Pela primeira vez, mulheres avançam no processo para incorporação como Soldados, em um marco do Serviço Militar Inicial Feminino, o SMIF, no País.
O processo reúne testes físicos, médicos, psicológicos e análise documental, e as aprovadas serão incorporadas em março de 2026 para iniciar instruções básicas e formação militar.
conforme informação divulgada pelo Exército Brasileiro.
Como funciona a Seleção Complementar e o SMIF
A Seleção Complementar é a fase em que o Exército avalia aptidão física, médica, psicológica e documental dos conscritos, seguindo os mesmos critérios técnicos aplicados aos homens.
Para o Serviço Militar Inicial Feminino, o processo mantém o princípio da isonomia e os requisitos de capacidade operacional, sem distinções nos padrões de avaliação.
Locais de avaliação e cronograma de incorporação
As candidatas aprovadas foram conduzidas ao Colégio Militar do Recife, onde foram recebidas pelo General de Brigada Nonato, Chefe do Estado-Maior do Comando Militar do Nordeste.

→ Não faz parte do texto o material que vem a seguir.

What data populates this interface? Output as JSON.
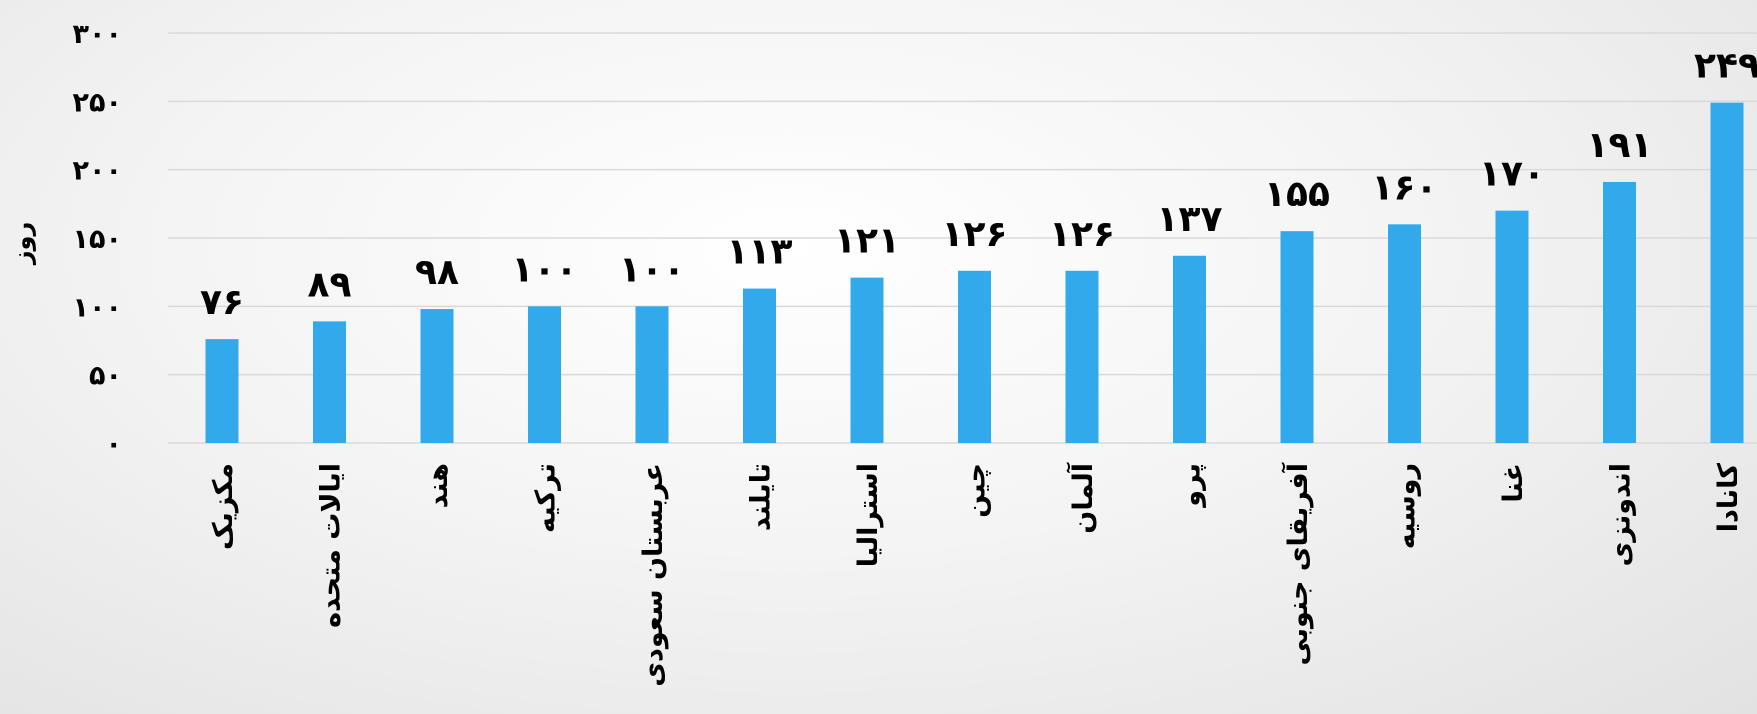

As conscritas aprovadas servirão na Base Administrativa do Curado e no próprio Colégio Militar do Recife, com incorporação prevista para março de 2026.
Impacto institucional e social da incorporação feminina
A presença feminina como Soldados representa um marco institucional, ampliando o acesso ao serviço obrigatório e diversificando os perfis na tropa.
Do ponto de vista social, a medida reforça a igualdade de oportunidades, aproxima as Forças Armadas da sociedade e acompanha tendências de exércitos aliados, mantendo disciplina e hierarquia.
O que muda para as conscritas na rotina militar
As incorporadas iniciarão o Serviço Militar Inicial com instruções básicas, formação militar e adaptação à rotina castrense, conforme normas do Comando do Exército.
O Tenente-Coronel Augusto, comandante da Base, destacou que a incorporação feminina representa um avanço histórico e detalhou o cronograma e responsabilidades do serviço inicial.